New California Mandate Rekindles Electric Vehicle Buzz

Published: November 9, 2020 by Marty Miller

charger in electric vehicle

In late September, California announced a new requirement for the sale of all new passenger vehicles to be zero-emission by 2035. While that’s still 15 years away, the executive order created quite a buzz in the automotive industry, reigniting conversations about electric vehicles (EVs) and the current market penetration of the most common zero-emission vehicles.

With that in mind, we wanted to take a closer look at the state of EVs—across the country and more specifically, in California—to better understand the EV market and how it’s grown over the past few years.

As of Q2 2020, electric vehicles comprised just 0.312% of vehicles in operation (VIO). While EV market share seems small, there has been significant growth since Q2 2015, when they only held 0.0678% of the VIO market—meaning the growth of EVs has more than tripled (3.6x) in the last five years. But even still, other segments, such as CUVs have seen faster growth in the same time period (10% market share in Q2 2020 compared to 6.2% in Q2 2015).

California sees faster EV adoption

California has seen growth in EV adoption in the last decade, but it has grown exponentially in the last five years. EVs comprised 1.79% of new vehicle registrations 2015, and the percentage grew to 5.32% as of Q2 2020. Much of the growth occurred between 2017 and 2018, when market share jumped from 2.62% to 5.04% year-over-year, with the introduction of the more cost-effective Tesla Model 3. Even with that growth, California new vehicle purchases have a long way to grow to move up to 100% EV.

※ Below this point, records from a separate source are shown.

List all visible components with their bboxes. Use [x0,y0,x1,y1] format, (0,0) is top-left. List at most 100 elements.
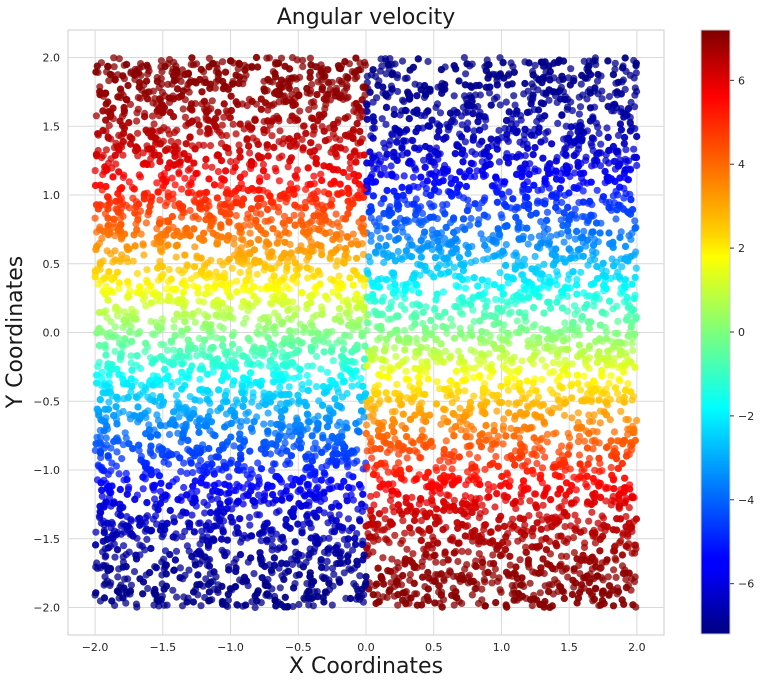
scatter-point [505,399,513,407]
scatter-point [329,288,337,296]
scatter-point [280,135,288,143]
scatter-point [486,331,494,340]
scatter-point [299,56,307,64]
scatter-point [325,534,333,542]
scatter-point [358,507,366,515]
scatter-point [163,601,171,609]
scatter-point [288,560,297,569]
scatter-point [369,98,377,106]
scatter-point [285,327,293,335]
scatter-point [376,397,384,405]
scatter-point [489,551,497,559]
scatter-point [629,346,637,354]
scatter-point [590,302,598,310]
scatter-point [359,598,367,606]
scatter-point [500,415,508,423]
scatter-point [478,596,486,604]
scatter-point [568,360,576,368]
scatter-point [135,447,143,455]
scatter-point [194,462,202,470]
scatter-point [91,214,99,222]
scatter-point [422,368,430,376]
scatter-point [419,507,427,515]
scatter-point [183,469,191,477]
scatter-point [367,237,375,245]
scatter-point [505,188,513,196]
scatter-point [289,298,297,306]
scatter-point [268,466,276,474]
scatter-point [467,214,475,223]
scatter-point [388,555,396,563]
scatter-point [571,331,579,339]
scatter-point [119,151,127,159]
scatter-point [598,467,606,475]
scatter-point [102,146,110,154]
scatter-point [184,262,192,270]
scatter-point [603,124,611,132]
scatter-point [373,491,381,499]
scatter-point [168,174,176,182]
scatter-point [605,379,613,387]
scatter-point [397,539,405,548]
scatter-point [580,227,588,235]
scatter-point [508,590,516,598]
scatter-point [557,503,566,511]
scatter-point [418,558,426,566]
scatter-point [376,234,385,242]
scatter-point [328,220,336,228]
scatter-point [576,103,585,111]
scatter-point [175,266,183,274]
scatter-point [263,173,271,181]
scatter-point [439,201,447,209]
scatter-point [579,187,587,195]
scatter-point [284,315,292,323]
scatter-point [125,548,133,556]
scatter-point [100,581,108,589]
scatter-point [432,571,440,579]
scatter-point [139,241,147,249]
scatter-point [275,177,283,185]
scatter-point [599,576,607,584]
scatter-point [570,549,579,557]
scatter-point [205,54,213,62]
scatter-point [526,497,534,505]
scatter-point [292,327,300,335]
scatter-point [309,445,317,453]
scatter-point [411,447,419,455]
scatter-point [395,459,403,467]
scatter-point [111,347,119,355]
scatter-point [418,358,426,366]
scatter-point [367,492,375,500]
scatter-point [142,219,150,227]
scatter-point [195,519,203,528]
scatter-point [191,318,199,326]
scatter-point [468,148,476,156]
scatter-point [107,318,115,326]
scatter-point [299,63,307,71]
scatter-point [503,469,511,477]
scatter-point [392,352,400,360]
scatter-point [462,371,470,379]
scatter-point [276,584,284,592]
scatter-point [192,191,200,199]
scatter-point [416,454,424,462]
scatter-point [127,352,135,360]
scatter-point [287,180,295,188]
scatter-point [584,381,592,389]
scatter-point [465,450,473,458]
scatter-point [213,334,221,342]
scatter-point [461,492,469,500]
scatter-point [497,588,505,596]
scatter-point [275,154,283,162]
scatter-point [505,367,513,376]
scatter-point [170,346,178,354]
scatter-point [242,410,250,418]
scatter-point [181,174,189,182]
scatter-point [293,166,301,174]
scatter-point [102,434,110,442]
scatter-point [253,270,261,278]
scatter-point [167,137,175,145]
scatter-point [554,119,562,127]
scatter-point [543,208,552,216]
scatter-point [550,430,558,438]
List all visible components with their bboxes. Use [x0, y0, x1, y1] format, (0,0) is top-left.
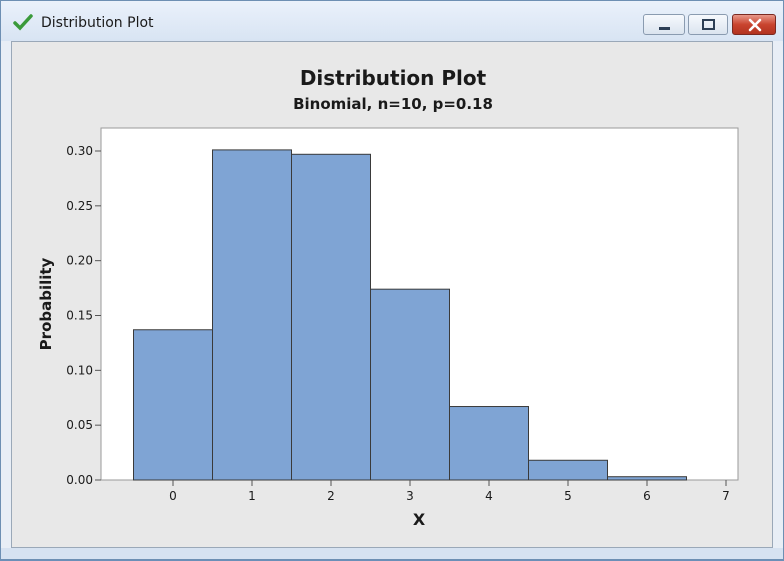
close-button[interactable] [732, 14, 776, 35]
x-axis-label: X [413, 510, 426, 529]
bar-x-6 [607, 476, 687, 481]
y-axis-label: Probability [37, 257, 55, 350]
close-icon [748, 18, 762, 32]
bar-x-2 [291, 153, 371, 481]
chart-subtitle: Binomial, n=10, p=0.18 [293, 95, 493, 113]
y-tick-label: 0.15 [66, 309, 93, 323]
bars-group [133, 149, 687, 481]
x-tick-label: 5 [564, 489, 572, 503]
y-tick-label: 0.25 [66, 199, 93, 213]
x-tick-label: 1 [248, 489, 256, 503]
minimize-icon [659, 27, 670, 30]
bar-x-0 [133, 329, 213, 481]
axes-group: 0.00 0.05 0.10 0.15 0.20 0.25 0.30 0 1 2 3 4 5 6 7 [66, 144, 730, 503]
bar-x-1 [212, 149, 292, 481]
bar-x-3 [370, 288, 450, 481]
x-tick-label: 6 [643, 489, 651, 503]
window-title: Distribution Plot [41, 15, 154, 31]
minimize-button[interactable] [643, 14, 685, 35]
y-tick-label: 0.00 [66, 473, 93, 487]
y-tick-label: 0.30 [66, 144, 93, 158]
x-tick-label: 2 [327, 489, 335, 503]
x-tick-label: 3 [406, 489, 414, 503]
bar-x-5 [528, 459, 608, 481]
x-tick-label: 4 [485, 489, 493, 503]
maximize-icon [702, 19, 715, 30]
x-tick-label: 7 [722, 489, 730, 503]
y-tick-label: 0.10 [66, 363, 93, 377]
chart-title: Distribution Plot [300, 66, 487, 90]
y-tick-label: 0.20 [66, 254, 93, 268]
y-tick-label: 0.05 [66, 418, 93, 432]
maximize-button[interactable] [688, 14, 728, 35]
bar-x-4 [449, 406, 529, 481]
checkmark-icon [13, 14, 33, 31]
x-tick-label: 0 [169, 489, 177, 503]
window-frame-bottom [1, 548, 783, 559]
title-bar[interactable]: Distribution Plot [1, 1, 783, 41]
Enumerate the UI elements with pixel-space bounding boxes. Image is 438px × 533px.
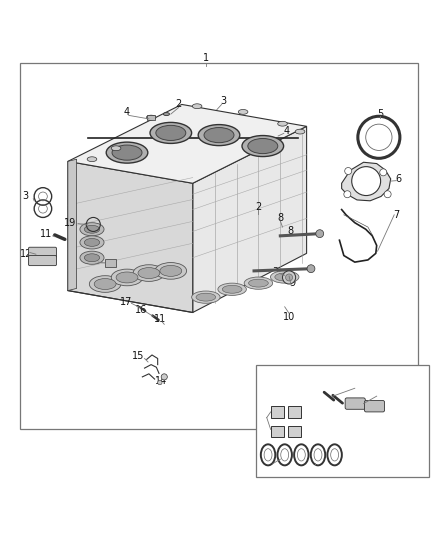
Polygon shape <box>68 104 307 183</box>
Ellipse shape <box>270 271 299 283</box>
Ellipse shape <box>244 277 272 289</box>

With the popularity of the Model 3, it’s somewhat unsurprising, Tesla holds the lion’s share of the EV market in California, making up 61.9% of EVs on the road within VIO, and nationally at 64.8% share. That could potentially change down the road though. Over the next two years, numerous manufacturers have plans to introduce electric versions of popular models or introduce new EV models altogether. This not only creates competition but could also help continue to drive down vehicle cost, making EVs a more viable option for consumers.

Examining costs and other factors

Cost is one of the key considerations that industry experts have routinely brought up over the years as a barrier to EV adoption. While some say that maintenance and fuel are cheaper in the long run, purchasing an EV today is typically a more expensive option at the dealership. The average loan amount for an EV in California in 2019 was $40,964, compared to an average vehicle loan amount of $32,373.

That said, as EV adoption has seen exponential growth in the last five years, the average price has reduced. The average loan amount for an EV in 2016 was $78,646, dropping more than $35,000 in just five years as the technology continued to mature and vehicle costs lowered. Additionally, tax incentives, particularly in California, have also helped reduce affordability concerns. Though today’s tax incentives may not be in place through 2035, California will likely need to evaluate if economic incentives are required along the way to achieving the zero-emission vehicle deadline.

However, even as costs lower, there are additional challenges to be overcome. For instance, infrastructure continues to be a barrier to adoption. In a 2019 AAA study, concern over being able to find a place to charge is the top reason listed as to why respondents are unlikely to purchase an EV in the future. In addition, according to Statisa, in March 2020, the U.S. had almost 25,000 charging stations for plug-in electric vehicles, and approximately 78,500 charging outlets. Of those charging stations, nearly 30% are in California. But with continued growth of EV sales, there will be a critical need for continued infrastructure nationwide—not just in California.

In addition to these considerations, many impacts of the new mandate remain unknown. California will have to navigate increased electricity demand—especially during peak hours—and increases in battery scrappage, as EVs wear out. Gas stations will need to manage a loss of revenue, while changes in fuel taxes are likely, and vehicle technicians will require new training.

If increased adoption of zero emission vehicles is California’s long-term goal, this could also impact the popularity of used vehicles, which could leave dealers looking for alternative locations to sell their gasoline-powered inventory.

Looking toward the future of EVs

Realistically, with 15 years until the mandate takes effect, the California mandate won’t have much of an immediate effect on the industry. But it does highlight key considerations for automakers and the aftermarket moving forward. To achieve better adoption rates, automakers need to understand the barriers to success and how they impact consumer behavior. An example of this is how California has seen higher EV adoption rates as the availability of plug-in stations has increased.

Continuing to find ways to lower costs and focusing on savings over the lifetime of the vehicle is will help consumers see the value of an EV. At the end of the day, automakers play a large role in moving the country toward EV adoption, so having a clear understanding of the trends can help refine strategies as we move toward an electrified future.